Friday, August 23, 2019

Fake News/rev XX

Fake news is everywhere. From Fox News to CNN, spin is part of the vocabulary of the news channels to 1, sell ads to the specific viewer demographic in question and 2, to shape public opinion as the real owners, so eloquently articulated by the late great George Carlin, don't want critical thinkers capable of understanding just what the hell is going on in a world spinning increasingly out of control. With that being said, more fake news is being generated by AI because 1, it's CHEAPER and 2, AI is getting better at it.

AI vs AI

AI can be used to spread fake news, write fake reviews and to create a pretend mob of social media users aimed at bombarding comments sections with specific agendas.

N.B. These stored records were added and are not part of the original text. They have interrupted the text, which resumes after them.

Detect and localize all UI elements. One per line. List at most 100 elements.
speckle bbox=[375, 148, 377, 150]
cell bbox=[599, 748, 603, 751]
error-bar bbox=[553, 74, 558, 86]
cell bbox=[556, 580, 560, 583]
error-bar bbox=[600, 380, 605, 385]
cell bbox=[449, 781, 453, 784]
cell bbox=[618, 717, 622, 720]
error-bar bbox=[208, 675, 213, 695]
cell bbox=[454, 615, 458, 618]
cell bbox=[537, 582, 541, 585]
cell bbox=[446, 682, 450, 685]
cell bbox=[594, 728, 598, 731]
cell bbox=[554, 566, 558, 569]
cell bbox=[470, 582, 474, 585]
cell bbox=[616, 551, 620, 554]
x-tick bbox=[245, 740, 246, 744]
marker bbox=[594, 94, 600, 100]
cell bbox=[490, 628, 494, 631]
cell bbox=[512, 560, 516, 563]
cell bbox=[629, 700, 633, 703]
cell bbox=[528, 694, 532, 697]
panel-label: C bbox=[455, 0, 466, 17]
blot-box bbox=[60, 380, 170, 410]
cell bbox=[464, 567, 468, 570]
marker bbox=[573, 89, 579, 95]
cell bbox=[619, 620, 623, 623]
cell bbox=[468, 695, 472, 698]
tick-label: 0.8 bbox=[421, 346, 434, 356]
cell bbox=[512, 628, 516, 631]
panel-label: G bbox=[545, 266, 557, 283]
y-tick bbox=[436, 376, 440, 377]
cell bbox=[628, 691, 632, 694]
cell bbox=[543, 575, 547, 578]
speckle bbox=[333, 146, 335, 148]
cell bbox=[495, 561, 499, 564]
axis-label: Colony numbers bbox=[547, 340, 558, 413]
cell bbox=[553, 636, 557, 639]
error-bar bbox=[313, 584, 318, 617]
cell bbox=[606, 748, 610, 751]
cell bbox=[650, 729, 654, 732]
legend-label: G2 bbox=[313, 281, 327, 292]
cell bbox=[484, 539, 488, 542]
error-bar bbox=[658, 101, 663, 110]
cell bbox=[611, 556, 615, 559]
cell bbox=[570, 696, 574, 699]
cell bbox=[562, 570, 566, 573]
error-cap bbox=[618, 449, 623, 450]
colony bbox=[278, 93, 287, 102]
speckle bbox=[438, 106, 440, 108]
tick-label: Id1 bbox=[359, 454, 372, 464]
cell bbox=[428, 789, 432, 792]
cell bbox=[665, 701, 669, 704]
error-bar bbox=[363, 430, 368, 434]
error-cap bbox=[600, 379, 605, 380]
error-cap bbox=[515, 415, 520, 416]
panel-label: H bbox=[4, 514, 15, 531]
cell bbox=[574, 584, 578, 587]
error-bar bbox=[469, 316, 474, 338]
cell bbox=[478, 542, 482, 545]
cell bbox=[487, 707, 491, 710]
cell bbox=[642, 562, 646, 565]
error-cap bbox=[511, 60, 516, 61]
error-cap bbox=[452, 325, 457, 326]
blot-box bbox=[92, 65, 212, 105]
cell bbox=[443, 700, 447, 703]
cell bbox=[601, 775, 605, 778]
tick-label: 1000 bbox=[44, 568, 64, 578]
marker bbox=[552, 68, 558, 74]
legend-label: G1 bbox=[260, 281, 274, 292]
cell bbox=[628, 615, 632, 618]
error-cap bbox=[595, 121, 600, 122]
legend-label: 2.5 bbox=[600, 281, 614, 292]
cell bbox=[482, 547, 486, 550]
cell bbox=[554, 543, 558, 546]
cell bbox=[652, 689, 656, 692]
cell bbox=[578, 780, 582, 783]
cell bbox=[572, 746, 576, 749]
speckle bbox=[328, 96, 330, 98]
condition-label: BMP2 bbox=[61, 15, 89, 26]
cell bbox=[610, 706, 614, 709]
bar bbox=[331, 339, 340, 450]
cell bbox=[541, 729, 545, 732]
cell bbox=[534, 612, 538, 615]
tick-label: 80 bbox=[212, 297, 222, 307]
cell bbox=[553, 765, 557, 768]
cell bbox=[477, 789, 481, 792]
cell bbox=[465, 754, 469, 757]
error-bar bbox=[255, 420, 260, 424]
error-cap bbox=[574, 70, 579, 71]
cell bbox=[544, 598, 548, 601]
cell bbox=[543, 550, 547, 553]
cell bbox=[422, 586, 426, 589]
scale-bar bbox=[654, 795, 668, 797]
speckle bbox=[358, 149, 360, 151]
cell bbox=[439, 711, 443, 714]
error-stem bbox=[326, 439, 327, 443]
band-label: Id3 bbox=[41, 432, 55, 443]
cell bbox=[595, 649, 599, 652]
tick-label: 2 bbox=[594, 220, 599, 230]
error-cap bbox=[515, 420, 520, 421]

However, according to MIT researchers, it can now also be used to spot fake artificially-generated text — apparently, it takes one to know one.

But there's hope.

Though the technology for misinformation is advancing at a worryingly fast pace, the same broad toolset can thankfully be used to catch this type of misinformation. Fake news, deepfakes and twitter bots might have their days numbered by the very technology that helped create them.

Harvard University and MIT-IBM Watson AI Lab researchers recently developed a new tool that spots text that has been generated by AI.

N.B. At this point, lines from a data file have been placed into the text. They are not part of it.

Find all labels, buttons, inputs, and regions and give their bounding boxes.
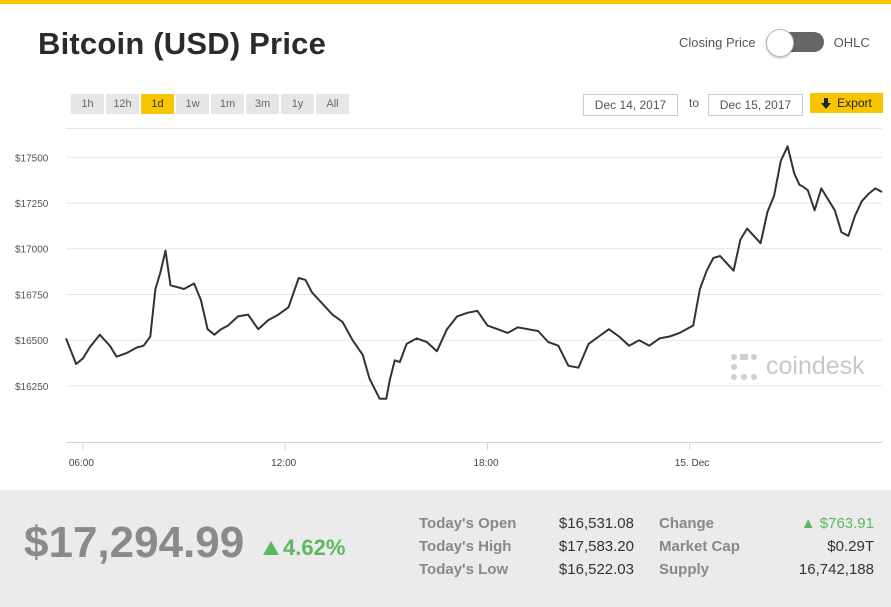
- stat-label: Today's Low: [419, 561, 509, 578]
- stat-value: $17,583.20: [558, 538, 634, 555]
- range-button-all[interactable]: All: [316, 94, 349, 114]
- range-button-1y[interactable]: 1y: [281, 94, 314, 114]
- page-title: Bitcoin (USD) Price: [38, 26, 327, 61]
- range-button-12h[interactable]: 12h: [106, 94, 139, 114]
- coindesk-wordmark: coindesk: [766, 352, 865, 380]
- coindesk-logo-icon: [731, 353, 757, 380]
- price-chart: $17500 $17250 $17000 $16750 $16500 $16250 06:…: [15, 128, 883, 469]
- up-triangle-icon: [263, 541, 279, 555]
- y-tick-label: $17000: [15, 245, 49, 256]
- toggle-knob[interactable]: [765, 29, 794, 57]
- stat-value: $763.91: [819, 515, 874, 532]
- x-tick-label: 06:00: [69, 458, 94, 469]
- stat-value: $16,522.03: [558, 561, 634, 578]
- percent-change-value: 4.62%: [283, 535, 346, 560]
- stat-row-market-cap: Market Cap $0.29T: [659, 535, 874, 558]
- stat-label: Today's High: [419, 538, 512, 555]
- price-line: [65, 145, 883, 400]
- price-summary-panel: $17,294.99 4.62% Today's Open $16,531.08 …: [0, 490, 891, 607]
- x-tick-label: 18:00: [473, 458, 498, 469]
- stat-row-open: Today's Open $16,531.08: [419, 512, 634, 535]
- stat-label: Change: [659, 515, 715, 532]
- stat-value: $0.29T: [827, 538, 874, 555]
- date-to-separator: to: [689, 96, 700, 110]
- top-accent-bar: [0, 0, 891, 4]
- stats-right: Change ▲ $763.91 Market Cap $0.29T Supply 1…: [659, 512, 874, 581]
- y-tick-label: $17250: [15, 199, 49, 210]
- price-mode-toggle-group: Closing Price OHLC: [679, 29, 870, 57]
- price-mode-toggle[interactable]: [765, 29, 824, 57]
- coindesk-watermark: coindesk: [730, 352, 865, 381]
- stat-label: Market Cap: [659, 538, 740, 555]
- ohlc-label[interactable]: OHLC: [833, 34, 870, 50]
- x-axis: 06:00 12:00 18:00 15. Dec: [66, 442, 882, 469]
- date-from-input[interactable]: Dec 14, 2017: [583, 94, 678, 116]
- stat-label: Today's Open: [419, 515, 517, 532]
- y-tick-label: $17500: [15, 153, 49, 164]
- stats-left: Today's Open $16,531.08 Today's High $17,5…: [419, 512, 634, 581]
- range-button-1w[interactable]: 1w: [176, 94, 209, 114]
- stat-row-high: Today's High $17,583.20: [419, 535, 634, 558]
- stat-label: Supply: [659, 561, 710, 578]
- y-tick-label: $16500: [15, 336, 49, 347]
- y-axis: $17500 $17250 $17000 $16750 $16500 $16250: [15, 153, 49, 393]
- closing-price-label[interactable]: Closing Price: [679, 34, 756, 50]
- percent-change: 4.62%: [263, 535, 345, 561]
- x-tick-label: 15. Dec: [675, 458, 709, 469]
- date-to-input[interactable]: Dec 15, 2017: [708, 94, 803, 116]
- current-price: $17,294.99: [24, 518, 245, 567]
- range-button-3m[interactable]: 3m: [246, 94, 279, 114]
- chart-grid: [66, 128, 882, 387]
- stat-value: $16,531.08: [558, 515, 634, 532]
- stat-row-supply: Supply 16,742,188: [659, 558, 874, 581]
- range-button-1d[interactable]: 1d: [141, 94, 174, 114]
- change-value: ▲ $763.91: [800, 515, 874, 532]
- y-tick-label: $16250: [15, 382, 49, 393]
- stat-row-change: Change ▲ $763.91: [659, 512, 874, 535]
- x-tick-label: 12:00: [271, 458, 296, 469]
- stat-row-low: Today's Low $16,522.03: [419, 558, 634, 581]
- stat-value: 16,742,188: [798, 561, 874, 578]
- export-button[interactable]: Export: [810, 93, 883, 113]
- range-button-1h[interactable]: 1h: [71, 94, 104, 114]
- export-label: Export: [837, 96, 872, 110]
- range-selector: 1h 12h 1d 1w 1m 3m 1y All: [71, 94, 349, 114]
- range-button-1m[interactable]: 1m: [211, 94, 244, 114]
- y-tick-label: $16750: [15, 290, 49, 301]
- download-arrow-icon: [821, 97, 832, 109]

The tool called the Giant Language Model Test Room (GLTR), takes advantage of the fact that AI text generators use fairly predictable statistical patterns in text.

While these patterns might not be easy to spot for your average reader, it seems that an algorithm can do a pretty good job at it. The AI tool, essentially, can tell if the text is too predictable to have been written by a human.

Factoid:  6 corporations own 90% of all US media.